Cinema Paradiso

France 5 a récemment diffusé Cinema Paradiso, film de Giuseppe Tornatore (1988) avec Philippe Noiret dans le rôle principal.

Dans les années suivant la seconde guerre mondiale, dans un village de Sicile, le Cinéma Paradiso est le lieu de la vie sociale sous la houlette du curé, qui avant chaque projection fait couper les scènes qu’il juge trop osées à son goût. On y vient en famille ou avec des copains, on mange, on boit, on fume, on commente, on siffle, on hurle de rire ou de terreur, on se masturbe, on vole des baisers, on dort en ronflant, on réveille les dormeurs en sursaut… Accessoirement, on regarde des westerns, des films d’horreur, des histoires d’amour. L’écran du Cinema Paradiso ouvre sur les stars d’Hollywood, de Paris et de Cinecitta, bref, sur le paradis.
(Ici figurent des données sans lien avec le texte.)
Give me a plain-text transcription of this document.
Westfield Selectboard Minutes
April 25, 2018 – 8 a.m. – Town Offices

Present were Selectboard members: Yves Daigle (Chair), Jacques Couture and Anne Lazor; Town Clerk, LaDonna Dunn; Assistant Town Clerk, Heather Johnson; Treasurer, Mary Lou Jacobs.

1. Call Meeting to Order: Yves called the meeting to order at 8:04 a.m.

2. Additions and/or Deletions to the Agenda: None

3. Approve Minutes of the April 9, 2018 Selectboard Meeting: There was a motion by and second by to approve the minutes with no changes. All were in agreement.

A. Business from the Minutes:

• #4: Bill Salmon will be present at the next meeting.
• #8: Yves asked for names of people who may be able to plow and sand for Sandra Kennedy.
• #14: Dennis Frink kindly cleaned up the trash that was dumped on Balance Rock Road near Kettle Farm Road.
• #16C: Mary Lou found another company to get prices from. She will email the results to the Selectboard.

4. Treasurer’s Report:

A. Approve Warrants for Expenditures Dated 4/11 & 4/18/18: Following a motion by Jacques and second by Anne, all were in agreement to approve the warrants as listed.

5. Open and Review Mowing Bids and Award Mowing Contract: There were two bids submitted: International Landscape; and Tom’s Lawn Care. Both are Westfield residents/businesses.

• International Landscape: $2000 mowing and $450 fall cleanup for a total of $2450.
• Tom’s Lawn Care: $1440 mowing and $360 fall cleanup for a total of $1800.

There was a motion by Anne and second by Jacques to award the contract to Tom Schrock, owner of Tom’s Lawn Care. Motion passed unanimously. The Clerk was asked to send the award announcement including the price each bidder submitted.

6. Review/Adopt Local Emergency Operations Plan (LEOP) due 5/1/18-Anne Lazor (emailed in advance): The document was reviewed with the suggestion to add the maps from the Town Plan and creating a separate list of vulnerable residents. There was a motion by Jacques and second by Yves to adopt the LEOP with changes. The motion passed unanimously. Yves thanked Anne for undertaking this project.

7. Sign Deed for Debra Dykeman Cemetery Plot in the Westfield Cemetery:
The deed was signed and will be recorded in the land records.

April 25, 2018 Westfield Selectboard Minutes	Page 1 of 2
Le projectionniste est Alfredo (Philippe Noiret), un homme d’une soixantaine d’années célibataire et taciturne qui adore le cinéma mais exècre son métier d’esclave enfermé dans une cabine exigüe, exposé au froid, à la chaleur et au risque d’incendie. Il se laisse peu à peu apprivoiser par un gamin de huit ans, Salvatore (Salvatore Cascio), espiègle, astucieux, retors. Il en fait son assistant et lui apprend le métier. Lorsque le cinéma brûle, laissant Alfredo aveugle et incapable, c’est le petit garçon qui prend la relève. Devenu projectionniste, il partage la cabine avec Alfredo devenu son guide et son confident.

Philippe NOIRET (Alfredo), Salvatore CASCIO (Salvatore 'Totò' Di Vita, enfant) Réalisation: Giuseppe TORNATORE

Dix ans plus tard, Salvatore (désormais incarné par Marco Leonardi) est toujours projectionniste. Lorsqu’il tombe amoureux, il vit son histoire à travers le prisme d’Hollywood, et c’est sous l’objectif d’une caméra super-8 qu’il saisit l’être aimé, son visage, son regard, sa façon de se mouvoir.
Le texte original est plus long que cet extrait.